All that said, driving can be a convenient way to get around Brazil . A small four-seat rental car costs around US$35 a day with unlimited kilometers (US$45 with air-con). Maximum insurance runs another US$20 a day. Ordinary gasoline costs around US$1.20 a liter. Familiar multinationals dominate the car-rental business and getting a car is safe and easy if you have a driver's license, credit card and passport and are over the minimum age (25 with most firms, 21 with others). You should also carry an international driver's license.
Renting a motorcycle is as expensive as renting a car, and riding one poses a serious risk to your health. If you do rent one, be sure to get an off-road bike.
Hitching
Hitchhiking in Brazil , with the possible exception of the Pantanal and a few other areas where it's commonplace among locals, is difficult. The best way to hitch is to ask drivers when they're not in their vehicles - for example, by waiting at a gas station or a truck stop. But even this can be difficult. The Portuguese for `lift' is carona.
Local Transport
BUS
Local bus services are frequent and cheap, and their routes are usually extensive. Many buses list their destinations in bold letters on the front, making it easier to identify the one you need. This comes in handy when you see your bus, since drivers don't stop unless someone flags them. To hail one, hold out your arm and wave them down.
Typically, you enter the bus at the back and exit from the front. The price is displayed near the money collector, who sits at a turnstile just inside the entrance and provides change for the fare (usually about US$0.50). You'll have difficulty getting a bulky backpack through the narrow turnstile, but try to avoid lingering in the back - where pickpockets and thieves are more likely to be. Avoid riding the bus after llpm and at peak (read packed) times: noon-2pm and 4-6pm in most areas.
TAXI
City taxis are reasonably priced, and are quite useful for avoiding potentially dangerous walks and late-night bus rides, or if your baggage is too bulky for public transport. Most meters start around US$1 and rise by US$1 or so per kilometer (prices increase at night and on Sunday). Make sure the driver turns on the meter when you get in.
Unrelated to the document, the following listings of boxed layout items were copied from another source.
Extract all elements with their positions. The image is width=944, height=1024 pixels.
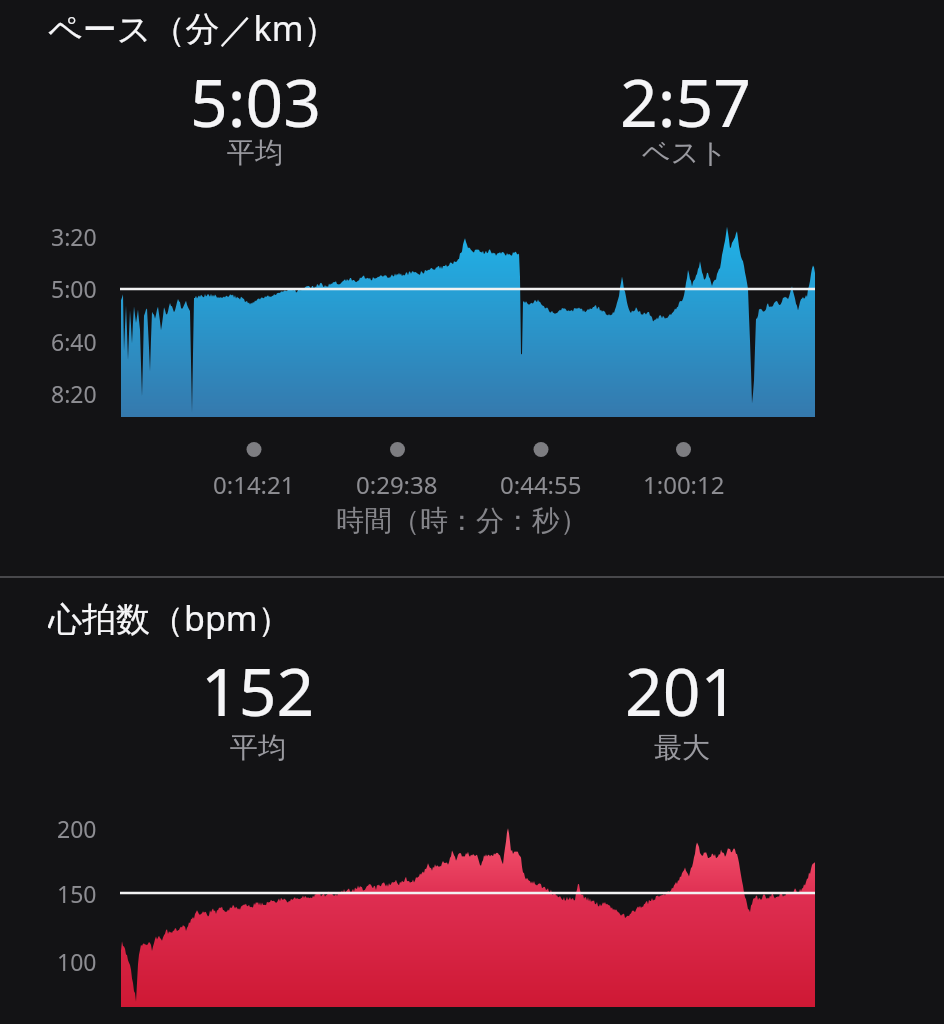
staticText: 5:03	[190, 56, 321, 146]
staticText: 200	[57, 813, 97, 844]
staticText: 最大	[654, 730, 710, 765]
staticText: ベスト	[642, 135, 728, 170]
staticText: 0:29:38	[356, 468, 438, 501]
staticText: 平均	[227, 135, 283, 170]
staticText: 心拍数（bpm）	[48, 595, 292, 639]
staticText: 0:44:55	[500, 468, 582, 501]
staticText: 152	[201, 645, 315, 735]
staticText: ペース（分／km）	[48, 5, 338, 49]
button[interactable]: 心拍数（bpm）	[48, 595, 468, 639]
staticText: 平均	[230, 730, 286, 765]
staticText: 3:20	[51, 221, 97, 252]
staticText: 1:00:12	[643, 468, 725, 501]
staticText: 5:00	[51, 273, 97, 304]
staticText: 時間（時：分：秒）	[336, 503, 588, 538]
staticText: 150	[57, 878, 97, 909]
staticText: 6:40	[51, 326, 97, 357]
button[interactable]: ペース（分／km）	[48, 5, 468, 49]
staticText: 8:20	[51, 378, 97, 409]
staticText: 2:57	[620, 56, 751, 146]
staticText: 0:14:21	[213, 468, 295, 501]
staticText: 201	[625, 645, 739, 735]
staticText: 100	[57, 946, 97, 977]
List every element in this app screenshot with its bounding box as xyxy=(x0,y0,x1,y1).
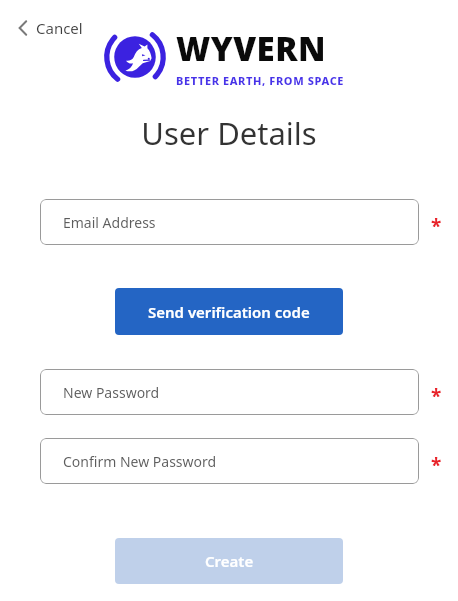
button[interactable]: Cancel xyxy=(12,14,89,42)
button[interactable]: Confirm New Password xyxy=(40,438,419,484)
staticText: Email Address xyxy=(63,213,156,232)
staticText: Cancel xyxy=(36,18,83,38)
staticText: Create xyxy=(205,551,254,571)
staticText: New Password xyxy=(63,383,160,402)
staticText: BETTER EARTH, FROM SPACE xyxy=(176,73,345,88)
button[interactable]: Send verification code xyxy=(115,288,343,335)
staticText: * xyxy=(431,213,442,227)
button[interactable]: New Password xyxy=(40,369,419,415)
staticText: Confirm New Password xyxy=(63,452,217,471)
staticText: * xyxy=(431,452,442,466)
button[interactable]: Create xyxy=(115,538,343,584)
staticText: WYVERN xyxy=(176,26,327,71)
button[interactable]: Email Address xyxy=(40,199,419,245)
staticText: Send verification code xyxy=(148,302,310,322)
staticText: * xyxy=(431,383,442,397)
staticText: User Details xyxy=(141,112,317,154)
Sometimes the fare is fixed - typically on trips between the airport and the city center.
If possible, orient yourself before taking a taxi, and keep a map handy in case you find yourself being taken on a wild detour.
The worst place to get a cab is where the tourists are. Don't get one near one of the expensive hotels.
TRAIN
Passenger train service has been scaled down to almost nothing in recent years. One of the few remaining lines runs from Curitiba to Paranagua, descending the coastal mountain range. With unforgettable views, it's worth the trip.